Narathiwat, deux hommes soupçonnés d’avoir participé au meurtre de deux policiers à Tak Bai ont été tués mercredi lors d’un échange de tirs avec les forces de sécurité dans le district de Sukhirin, province de Narathiwat. L’opération, menée vers 2 heures du matin, a permis également de récupérer des armes volées lors de l’attaque du 2 août.
Les suspects, identifiés comme Abdulmuklis, 23 ans, et Sahman, 34 ans, étaient recherchés pour divers délits, dont trafic de drogue, vol et meurtre. Selon le général de police Piyawat Chalermsri, commissaire de la Police provinciale régionale 9, les deux hommes avaient fui Tak Bai après l’assassinat des officiers et s’étaient déplacés entre plusieurs cachettes avant d’être localisés dans une cabane du village de Ban Nam Tok.

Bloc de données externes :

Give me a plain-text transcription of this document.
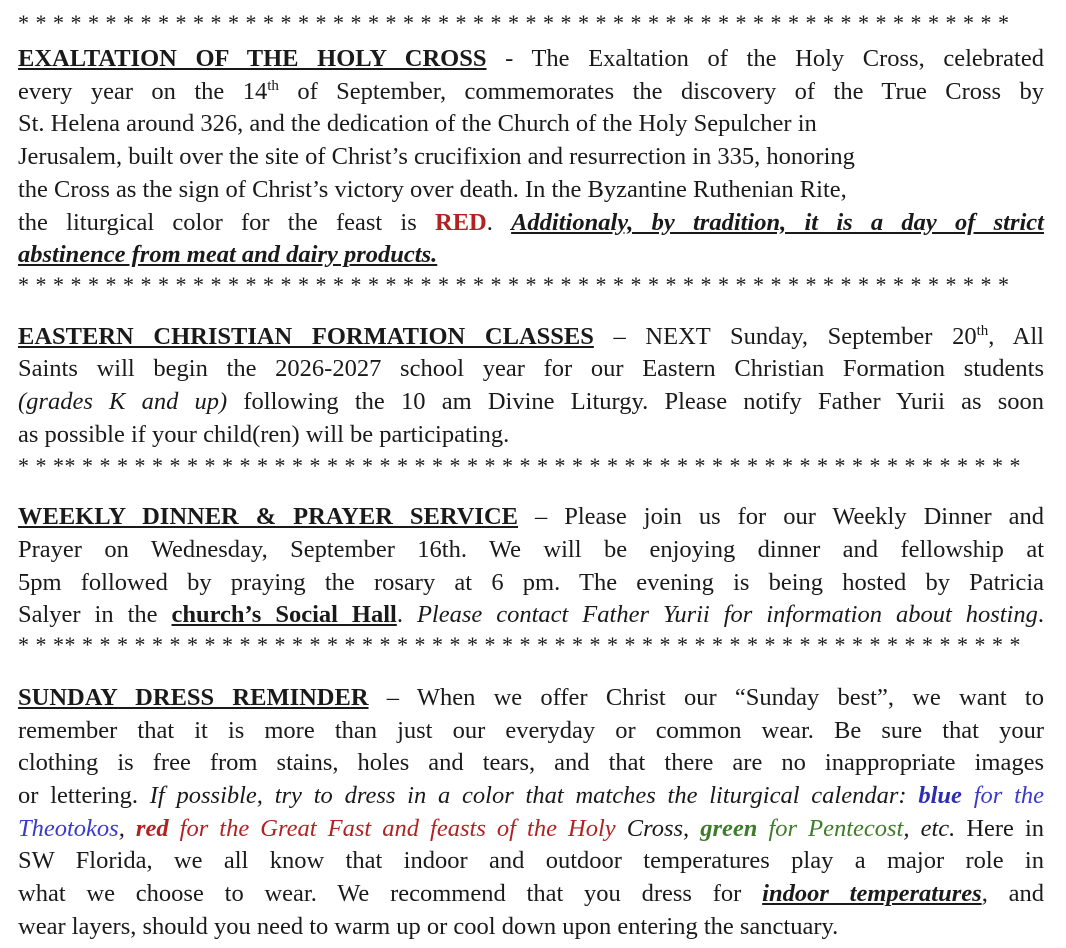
* * * * * * * * * * * * * * * * * * * * * * * * * * * * * * * * * * * * * * * * * * * * * * * * * * * * * * * * *
EXALTATION OF THE HOLY CROSS - The Exaltation of the Holy Cross, celebrated
every year on the 14th of September, commemorates the discovery of the True Cross by
St. Helena around 326, and the dedication of the Church of the Holy Sepulcher in
Jerusalem, built over the site of Christ’s crucifixion and resurrection in 335, honoring
the Cross as the sign of Christ’s victory over death. In the Byzantine Ruthenian Rite,
the liturgical color for the feast is RED. Additionaly, by tradition, it is a day of strict
abstinence from meat and dairy products.
* * * * * * * * * * * * * * * * * * * * * * * * * * * * * * * * * * * * * * * * * * * * * * * * * * * * * * * * *
EASTERN CHRISTIAN FORMATION CLASSES – NEXT Sunday, September 20th, All
Saints will begin the 2026-2027 school year for our Eastern Christian Formation students
(grades K and up) following the 10 am Divine Liturgy. Please notify Father Yurii as soon
as possible if your child(ren) will be participating.
* * ** * * * * * * * * * * * * * * * * * * * * * * * * * * * * * * * * * * * * * * * * * * * * * * * * * * * * * *
WEEKLY DINNER & PRAYER SERVICE – Please join us for our Weekly Dinner and
Prayer on Wednesday, September 16th. We will be enjoying dinner and fellowship at
5pm followed by praying the rosary at 6 pm. The evening is being hosted by Patricia
Salyer in the church’s Social Hall. Please contact Father Yurii for information about hosting.
* * ** * * * * * * * * * * * * * * * * * * * * * * * * * * * * * * * * * * * * * * * * * * * * * * * * * * * * * *
SUNDAY DRESS REMINDER – When we offer Christ our “Sunday best”, we want to
remember that it is more than just our everyday or common wear. Be sure that your
clothing is free from stains, holes and tears, and that there are no inappropriate images
or lettering. If possible, try to dress in a color that matches the liturgical calendar: blue for the
Theotokos, red for the Great Fast and feasts of the Holy Cross, green for Pentecost, etc. Here in
SW Florida, we all know that indoor and outdoor temperatures play a major role in
what we choose to wear. We recommend that you dress for indoor temperatures, and
wear layers, should you need to warm up or cool down upon entering the sanctuary.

Lorsque les forces de l’ordre ont encerclé le bâtiment, les suspects ont ouvert le feu, déclenchant une fusillade. Aucun policier n’a été blessé. Sur place, les enquêteurs ont retrouvé deux armes, dont un pistolet Glock appartenant à l’un des agents tués dimanche. Des analyses ADN ont confirmé le lien entre Abdulmuklis et une arme saisie.
Cette opération s’inscrit dans une enquête plus large : quatorze personnes sont désormais identifiées comme liées à l’attaque de Tak Bai. Douze ont été arrêtées pour interrogatoire, deux ont été tuées lors du raid de mercredi et une reste en fuite. Ce dernier est soupçonné d’avoir aidé les tireurs à échapper aux autorités.

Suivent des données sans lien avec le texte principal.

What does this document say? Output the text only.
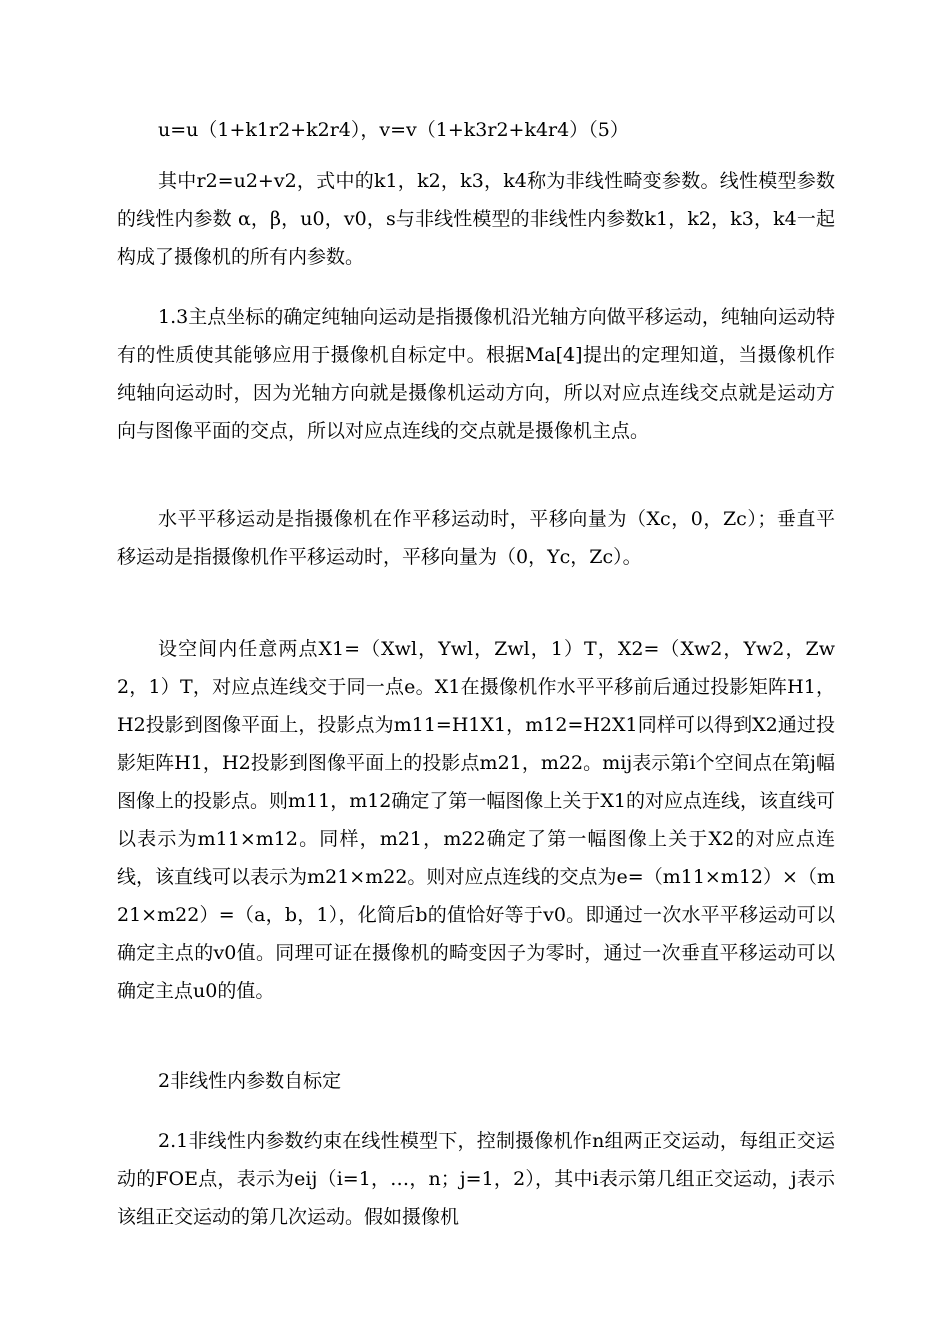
u=u（1+k1r2+k2r4），v=v（1+k3r2+k4r4）（5）

其中r2=u2+v2，式中的k1，k2，k3，k4称为非线性畸变参数。线性模型参数的线性内参数 α，β，u0，v0，s与非线性模型的非线性内参数k1，k2，k3，k4一起构成了摄像机的所有内参数。

1.3主点坐标的确定纯轴向运动是指摄像机沿光轴方向做平移运动，纯轴向运动特有的性质使其能够应用于摄像机自标定中。根据Ma[4]提出的定理知道，当摄像机作纯轴向运动时，因为光轴方向就是摄像机运动方向，所以对应点连线交点就是运动方向与图像平面的交点，所以对应点连线的交点就是摄像机主点。

水平平移运动是指摄像机在作平移运动时，平移向量为（Xc，0，Zc）；垂直平移运动是指摄像机作平移运动时，平移向量为（0，Yc，Zc）。

设空间内任意两点X1=（Xwl，Ywl，Zwl，1）T，X2=（Xw2，Yw2，Zw2，1）T，对应点连线交于同一点e。X1在摄像机作水平平移前后通过投影矩阵H1，H2投影到图像平面上，投影点为m11=H1X1，m12=H2X1同样可以得到X2通过投影矩阵H1，H2投影到图像平面上的投影点m21，m22。mij表示第i个空间点在第j幅图像上的投影点。则m11，m12确定了第一幅图像上关于X1的对应点连线，该直线可以表示为m11×m12。同样，m21，m22确定了第一幅图像上关于X2的对应点连线，该直线可以表示为m21×m22。则对应点连线的交点为e=（m11×m12）×（m21×m22）=（a，b，1），化简后b的值恰好等于v0。即通过一次水平平移运动可以确定主点的v0值。同理可证在摄像机的畸变因子为零时，通过一次垂直平移运动可以确定主点u0的值。

2非线性内参数自标定

2.1非线性内参数约束在线性模型下，控制摄像机作n组两正交运动，每组正交运动的FOE点，表示为eij（i=1，…，n；j=1，2），其中i表示第几组正交运动，j表示该组正交运动的第几次运动。假如摄像机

Le général Piyawat a insisté sur le fait que l’intervention avait été menée conformément aux preuves recueillies et aux procédures tactiques standard. Le vice‑chef de la police nationale, le général Samran Nuanma, a supervisé l’opération, soulignant la détermination des forces de sécurité à rétablir l’ordre dans une région marquée par des violences récurrentes.
Le meurtre des deux policiers, survenu dans une plantation de palmiers à huile à Tak Bai, avait provoqué une vive émotion dans la province frontalière, théâtre de tensions persistantes entre insurgés et forces de l’État. Les autorités espèrent que ces arrestations et neutralisations permettront de désorganiser le réseau impliqué.
La situation dans le sud de la Thaïlande reste fragile, avec des attaques sporadiques contre les forces de sécurité. Les autorités locales affirment vouloir renforcer la coopération avec les communautés pour prévenir de nouveaux drames.